E. R. ließ den Film seiner Erinnerungen weiter ablaufen. Dieser Vater, sein leiblicher, nicht jener Alois Rudloff, dessen Familiennamen er jetzt trug, war Oberleutnant und hoch dekoriert. Schwer verwundet war er Ende 1917 aus dem Krieg heimgekehrt und schwängerte eine der ihn pflegenden Krankenschwestern. Im Frühjahr 1919 gebar sie ihm den Sohn Franz. Er heiratete sie. Das war die Ehrenpflicht eines deutschen Offiziers. Dass er noch Pflege benötigte, sah er nicht ein. Kaum genesen, war er zu Hause ein seltener Gast. Die liebevolle Aufmerksamkeit der Mutter vermochte die dauernde Abwesenheit des Vaters nicht ersetzen.
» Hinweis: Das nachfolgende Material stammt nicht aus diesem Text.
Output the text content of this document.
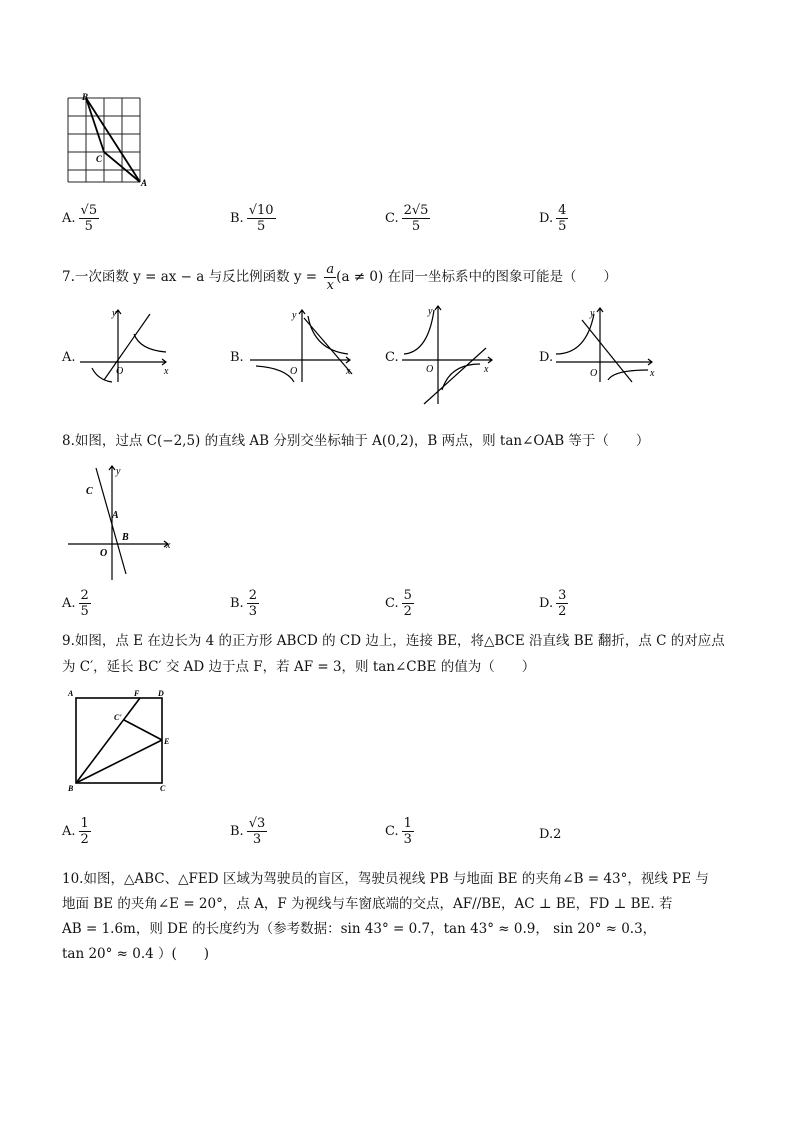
B
C
A
A. $\frac{√5}{5}$	B. $\frac{√10}{5}$	C. $\frac{2√5}{5}$	D. $\frac{4}{5}$
7.一次函数 y = ax − a 与反比例函数 $y = \frac{a}{x} (a \ne 0)$ 在同一坐标系中的图象可能是（　　）
A.
x
y
O
B.
x
y
O
C.
x
y
O
D.
x
y
O
8.如图，过点 C(−2,5) 的直线 AB 分别交坐标轴于 A(0,2)，B 两点，则 tan∠OAB 等于（　　）
x
y
C
A
B
O
A. $\frac{2}{5}$	B. $\frac{2}{3}$	C. $\frac{5}{2}$	D. $\frac{3}{2}$
9.如图，点 E 在边长为 4 的正方形 ABCD 的 CD 边上，连接 BE，将△BCE 沿直线 BE 翻折，点 C 的对应点
为 C′，延长 BC′ 交 AD 边于点 F，若 AF = 3，则 tan∠CBE 的值为（　　）
A	F D
C'
E
B	C
A. $\frac{1}{2}$	B. $\frac{√3}{3}$	C. $\frac{1}{3}$	D.2
10.如图，△ABC、△FED 区域为驾驶员的盲区，驾驶员视线 PB 与地面 BE 的夹角∠B = 43°，视线 PE 与
地面 BE 的夹角∠E = 20°，点 A，F 为视线与车窗底端的交点，AF//BE，AC ⊥ BE，FD ⊥ BE. 若
AB = 1.6m，则 DE 的长度约为（参考数据：sin 43° = 0.7，tan 43° ≈ 0.9， sin 20° ≈ 0.3，
tan 20° ≈ 0.4 ）(　　)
Der einstige Kriegsheld konnte und wollte sich den Gegebenheiten der Nachkriegszeit nicht beugen. Er konnte die Schmach von Versailles nicht überwinden. Er empfand jede ihm angebotene Stelle in Anwaltsbüros oder in der Wirtschaft unter seiner Würde. Er schloss sich zunächst der Organisation Stahlhelm und später der aus der SA hervorgegangenen Schutzstaffel SS an. Die Entfremdung von Frau und Kind war damit vorprogrammiert. Er verließ die kleine Familie 1926, um sich ganz der Parteiarbeit, dem Kampf gegen die Roten, Juden und Kriegsgewinner, wie es damals hieß, zu widmen. Nebenbei gab er sich wechselnden Liebesabenteuern hin.
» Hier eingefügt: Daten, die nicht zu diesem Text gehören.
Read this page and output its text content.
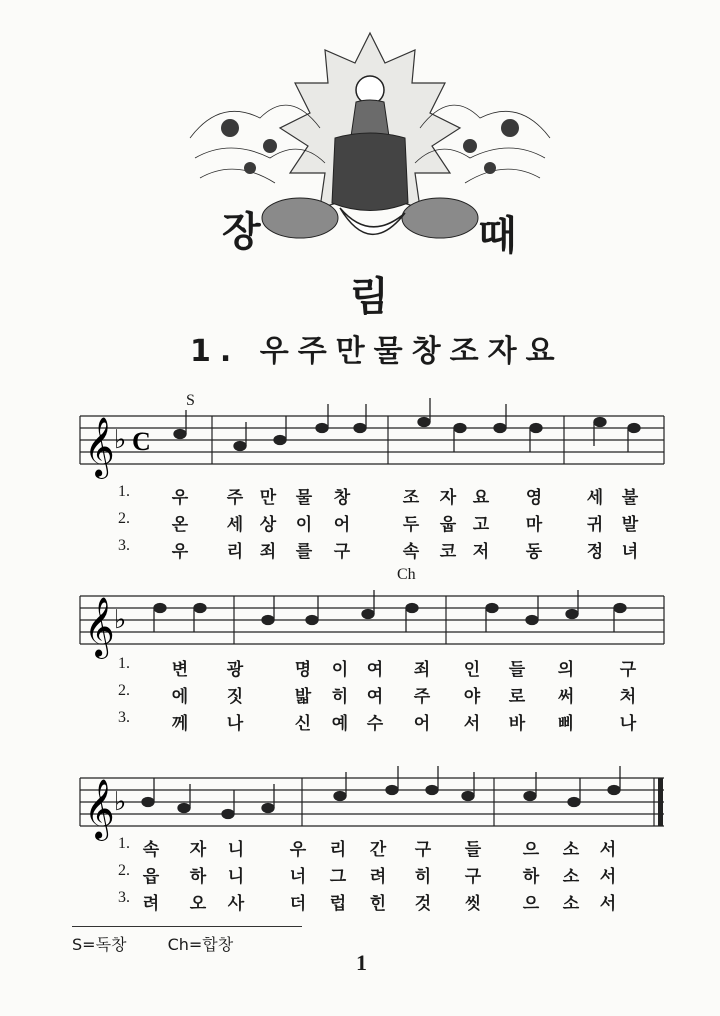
장	때
림
1. 우주만물창조자요
S
Ch
𝄞 ♭ C
1.	우 주 만 물 창	조 자 요 영	세 불
2.	온 세 상 이 어	두 웁 고 마	귀 발
3.	우 리 죄 를 구	속 코 저 동	정 녀
𝄞 ♭
1.	변 광	명 이 여 죄 인 들 의	구
2.	에 짓	밟 히 여 주 야 로 써	처
3.	께 나	신 예 수 어 서 바 삐	나
𝄞 ♭
1. 속 자 니	우 리 간 구 들 으 소 서
2. 읍 하 니	너 그 려 히 구 하 소 서
3. 려 오 사	더 럽 힌 것 씻 으 소 서
S=독창	Ch=합창
1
Die vaterländischen Pflichten des Dr. H. Stielhammer, denen er seine ganze Zeit, Kraft und Intelligenz, vor allem für die Karriere in der NSDAP, widmete, ließen ihn die Zahlung des Pflegegeldes vergessen. Das führte zu einer ärmlichen Lebensführung der beiden Verlassenen und überschattete Franz Kindheit.